Boy Scouts wait to march in the Veterans Day parade on Fifth Avenue in New York Nov. 11, 2014. Reuters

It was Feb. 8, 1910, when the Boy Scouts of America was incorporated, a day some now call National Boy Scouts Day. Since that day 106 years ago, millions of boys across the U.S. have learned ways to survive in the wild, techniques necessary to tie a whole plethora of knots and the importance of doing a good turn daily.

It was one of those daily good turns that actually brought scouting to the U.S. Chicago newspaper publisher William D. Boyce was stuck in a thick London fog in 1909, completely lost, when a boy came up to him and eventually led him to where he wanted to go, according to Scouting magazine.

The boy refused a tip offered by Boyce, saying he was a Scout doing a good turn.
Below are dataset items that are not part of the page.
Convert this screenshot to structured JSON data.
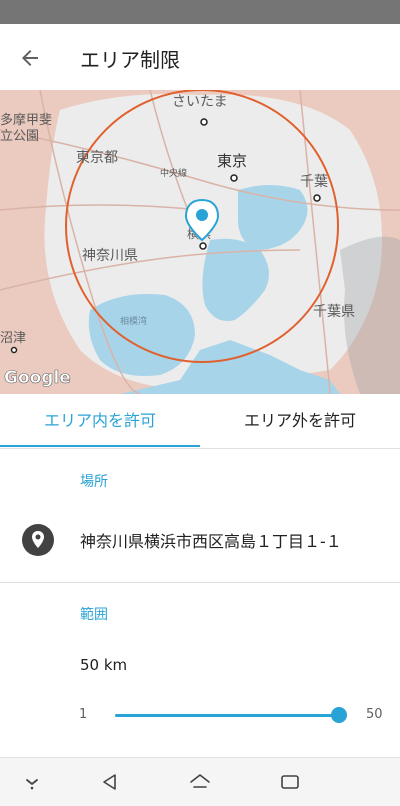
{
  "appbar": {
    "title": "エリア制限",
    "back_icon": "arrow-left-icon"
  },
  "map": {
    "labels": {
      "saitama": "さいたま",
      "tokyo_to": "東京都",
      "tokyo": "東京",
      "chiba": "千葉",
      "kanagawa": "神奈川県",
      "chiba_ken": "千葉県",
      "tama": "多摩甲斐",
      "ritsu": "立公園",
      "numazu": "沼津",
      "bay": "相模湾",
      "chuo": "中央線",
      "yokohama": "横浜",
      "google": "Google"
    },
    "colors": {
      "land": "#ebcabf",
      "urban": "#f0f0f0",
      "water": "#a8d4ea",
      "circle": "#e0602e",
      "pin": "#29a3d6"
    }
  },
  "tabs": [
    {
      "label": "エリア内を許可",
      "selected": true
    },
    {
      "label": "エリア外を許可",
      "selected": false
    }
  ],
  "location": {
    "section_label": "場所",
    "address": "神奈川県横浜市西区高島１丁目１-１",
    "icon": "location-pin-icon"
  },
  "range": {
    "section_label": "範囲",
    "value_label": "50 km",
    "min_label": "1",
    "max_label": "50",
    "value": 50,
    "min": 1,
    "max": 50
  },
  "navbar": {
    "icons": [
      "chevron-down-icon",
      "back-triangle-icon",
      "home-icon",
      "recents-icon"
    ]
  },
  "colors": {
    "accent": "#29a3d6",
    "statusbar": "#757575"
  }
}
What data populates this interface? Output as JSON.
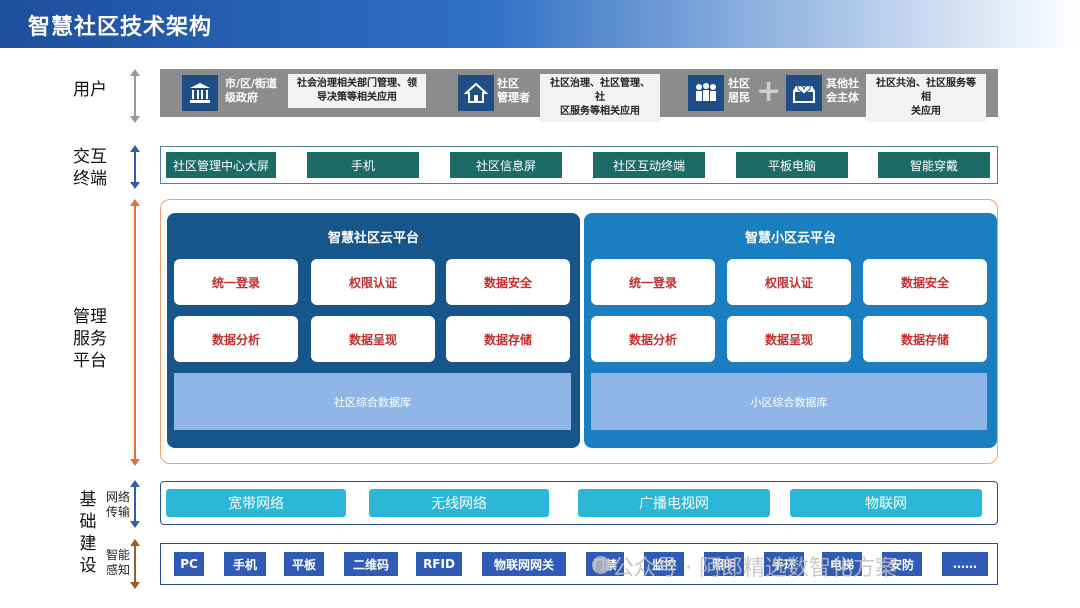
{
  "title": "智慧社区技术架构",
  "labels": {
    "user": "用户",
    "terminal_1": "交互",
    "terminal_2": "终端",
    "platform_1": "管理",
    "platform_2": "服务",
    "platform_3": "平台",
    "base_1": "基",
    "base_2": "础",
    "base_3": "建",
    "base_4": "设",
    "network_1": "网络",
    "network_2": "传输",
    "sensing_1": "智能",
    "sensing_2": "感知"
  },
  "users": [
    {
      "icon": "government-building-icon",
      "label_1": "市/区/街道",
      "label_2": "级政府",
      "desc_1": "社会治理相关部门管理、领",
      "desc_2": "导决策等相关应用"
    },
    {
      "icon": "home-icon",
      "label_1": "社区",
      "label_2": "管理者",
      "desc_1": "社区治理、社区管理、社",
      "desc_2": "区服务等相关应用"
    },
    {
      "icon": "people-group-icon",
      "label_1": "社区",
      "label_2": "居民",
      "plus": "+"
    },
    {
      "icon": "shop-heart-icon",
      "label_1": "其他社",
      "label_2": "会主体",
      "desc_1": "社区共治、社区服务等相",
      "desc_2": "关应用"
    }
  ],
  "terminals": [
    "社区管理中心大屏",
    "手机",
    "社区信息屏",
    "社区互动终端",
    "平板电脑",
    "智能穿戴"
  ],
  "platforms": [
    {
      "title": "智慧社区云平台",
      "color": "#17568a",
      "services": [
        "统一登录",
        "权限认证",
        "数据安全",
        "数据分析",
        "数据呈现",
        "数据存储"
      ],
      "database": "社区综合数据库"
    },
    {
      "title": "智慧小区云平台",
      "color": "#1a7fc0",
      "services": [
        "统一登录",
        "权限认证",
        "数据安全",
        "数据分析",
        "数据呈现",
        "数据存储"
      ],
      "database": "小区综合数据库"
    }
  ],
  "networks": [
    "宽带网络",
    "无线网络",
    "广播电视网",
    "物联网"
  ],
  "sensing": [
    "PC",
    "手机",
    "平板",
    "二维码",
    "RFID",
    "物联网网关",
    "门禁",
    "监控",
    "照明",
    "手环",
    "电梯",
    "安防",
    "……"
  ],
  "watermark": "公众号 · 阿郎精选数智化方案"
}
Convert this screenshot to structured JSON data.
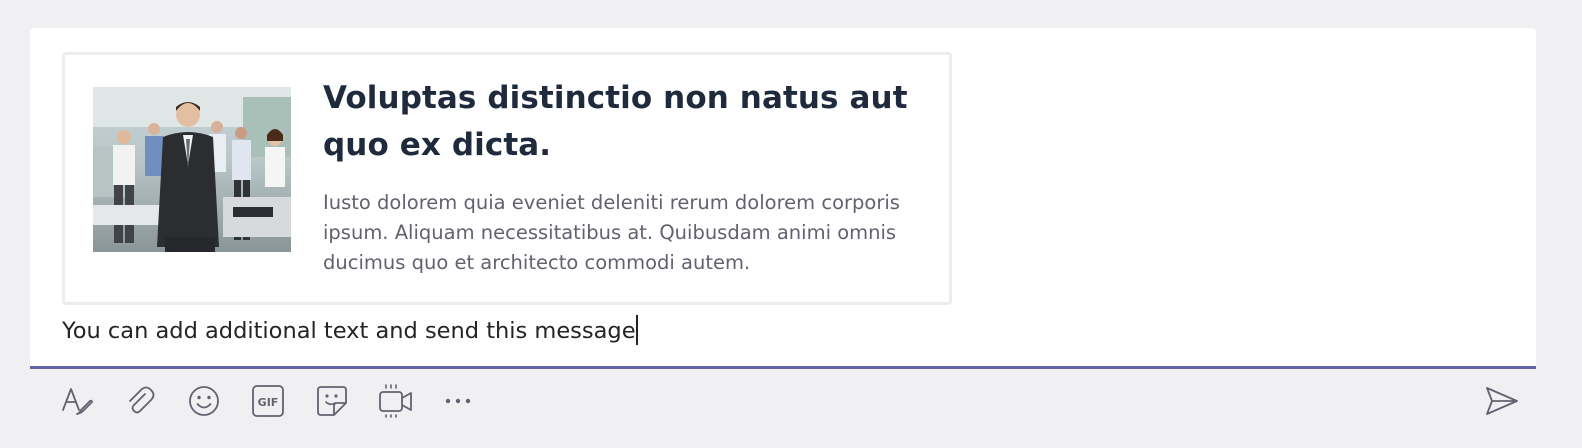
{
  "card": {
    "title": "Voluptas distinctio non natus aut quo ex dicta.",
    "body": "Iusto dolorem quia eveniet deleniti rerum dolorem corporis ipsum. Aliquam necessitatibus at. Quibusdam animi omnis ducimus quo et architecto commodi autem.",
    "image": "office-team-photo"
  },
  "message": {
    "text": "You can add additional text and send this message"
  },
  "toolbar": {
    "icons": [
      "format-icon",
      "attach-icon",
      "emoji-icon",
      "gif-icon",
      "sticker-icon",
      "meet-now-icon",
      "more-options-icon",
      "send-icon"
    ],
    "gif_label": "GIF"
  },
  "colors": {
    "accent": "#6264a7",
    "background": "#f0f0f3",
    "title": "#1f2a3d",
    "body": "#616270",
    "icon": "#616270"
  }
}
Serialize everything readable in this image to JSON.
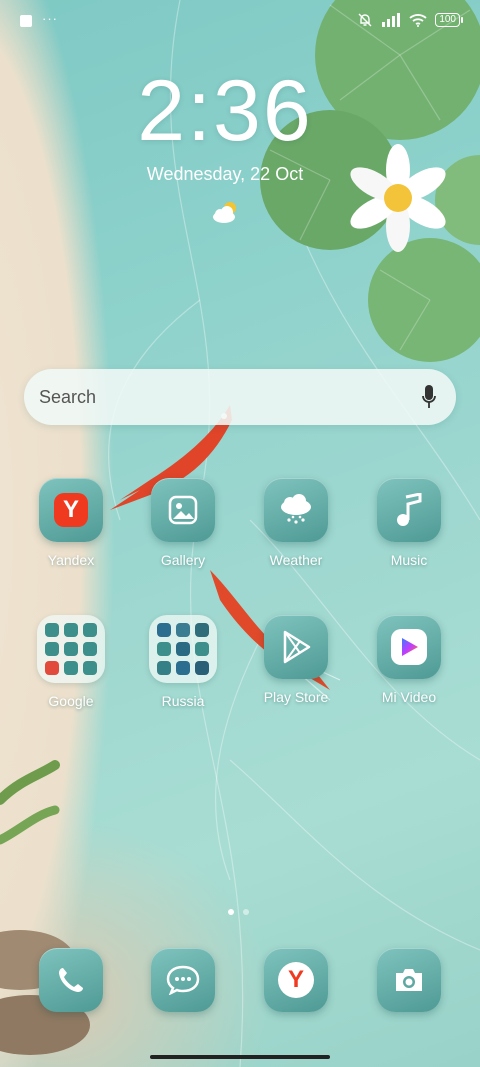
{
  "status": {
    "dots": "···",
    "battery": "100"
  },
  "lockscreen": {
    "time": "2:36",
    "date": "Wednesday, 22 Oct"
  },
  "search": {
    "placeholder": "Search"
  },
  "apps": [
    {
      "label": "Yandex",
      "icon": "yandex-browser-icon"
    },
    {
      "label": "Gallery",
      "icon": "gallery-icon"
    },
    {
      "label": "Weather",
      "icon": "weather-icon"
    },
    {
      "label": "Music",
      "icon": "music-icon"
    },
    {
      "label": "Google",
      "icon": "google-folder-icon"
    },
    {
      "label": "Russia",
      "icon": "russia-folder-icon"
    },
    {
      "label": "Play Store",
      "icon": "play-store-icon"
    },
    {
      "label": "Mi Video",
      "icon": "mi-video-icon"
    }
  ],
  "dock": [
    {
      "icon": "phone-icon"
    },
    {
      "icon": "messages-icon"
    },
    {
      "icon": "yandex-icon"
    },
    {
      "icon": "camera-icon"
    }
  ],
  "pager": {
    "pages": 2,
    "current": 1
  },
  "colors": {
    "water": "#8fd2cc",
    "tile": "#5fa8a2",
    "koi": "#e0452a",
    "lily_pad": "#6fae6c"
  }
}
The efforts of the boy, now known as the “Unknown Scout,” influenced Boyce to bring the British phenomenon of the Scouts to the U.S.

The man who came up with the concept of the Scouting movement was Lt. Gen. Robert Baden-Powell, a British Army officer who had been stationed everywhere from Malta to India to Africa. An expert scout and mapmaker, Baden-Powell wrote a book for soldiers called “Aids to Scouting” while serving in the military. Upon his arrival home in England in 1903, he found the book had become extremely popular among boys.
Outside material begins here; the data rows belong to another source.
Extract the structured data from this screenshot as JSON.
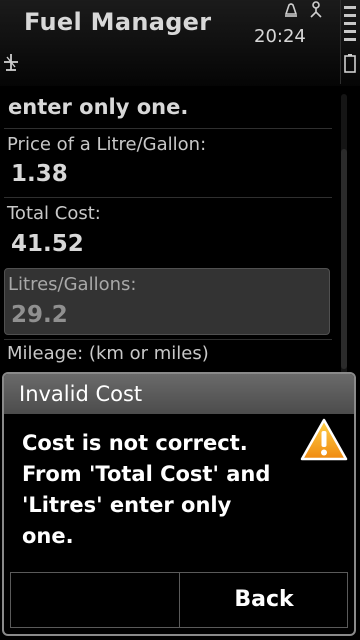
{
  "titlebar": {
    "app_title": "Fuel Manager",
    "clock": "20:24"
  },
  "form": {
    "instruction": "enter only one.",
    "fields": [
      {
        "label": "Price of a Litre/Gallon:",
        "value": "1.38"
      },
      {
        "label": "Total Cost:",
        "value": "41.52"
      },
      {
        "label": "Litres/Gallons:",
        "value": "29.2"
      },
      {
        "label": "Mileage: (km or miles)"
      }
    ]
  },
  "dialog": {
    "title": "Invalid Cost",
    "message": "Cost is not correct. From 'Total Cost' and 'Litres' enter only one.",
    "right_softkey": "Back",
    "icon": "warning-icon"
  },
  "icons": {
    "status_left": "usb-connection-icon",
    "status_a": "alarm-icon",
    "status_b": "profile-icon",
    "battery": "battery-icon"
  },
  "colors": {
    "warning": "#f7a21b",
    "dialog_header": "#5a5a5a"
  }
}
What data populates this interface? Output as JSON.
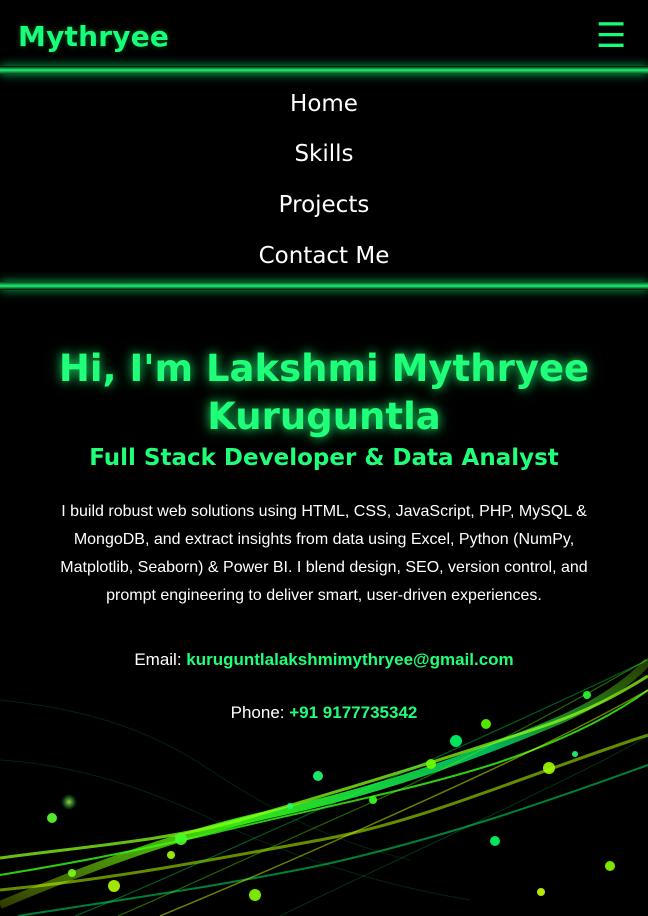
{
  "header": {
    "logo": "Mythryee",
    "menu_icon": "hamburger-menu-icon",
    "accent_color": "#16ff7b"
  },
  "nav": {
    "items": [
      {
        "label": "Home"
      },
      {
        "label": "Skills"
      },
      {
        "label": "Projects"
      },
      {
        "label": "Contact Me"
      }
    ]
  },
  "hero": {
    "title": "Hi, I'm Lakshmi Mythryee Kuruguntla",
    "subtitle": "Full Stack Developer & Data Analyst",
    "bio": "I build robust web solutions using HTML, CSS, JavaScript, PHP, MySQL & MongoDB, and extract insights from data using Excel, Python (NumPy, Matplotlib, Seaborn) & Power BI. I blend design, SEO, version control, and prompt engineering to deliver smart, user-driven experiences.",
    "email_label": "Email:",
    "email_value": "kuruguntlalakshmimythryee@gmail.com",
    "phone_label": "Phone:",
    "phone_value": "+91 9177735342"
  },
  "colors": {
    "background": "#000000",
    "text": "#ffffff",
    "accent": "#1fff79"
  }
}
Baden-Powell then decided to rewrite the book with a specific readership of young men in mind. Before he published the book “Scouting for Boys” in 1908, he held what is considered the first “Scout camp” in 1907 in an effort to field-test his ideas. About 22 boys attended this historic event at the start of the Scouting movement.

The idea for merit badges came later, as did the notion of the Cub Scouts, designed for those 7 to 11 years old.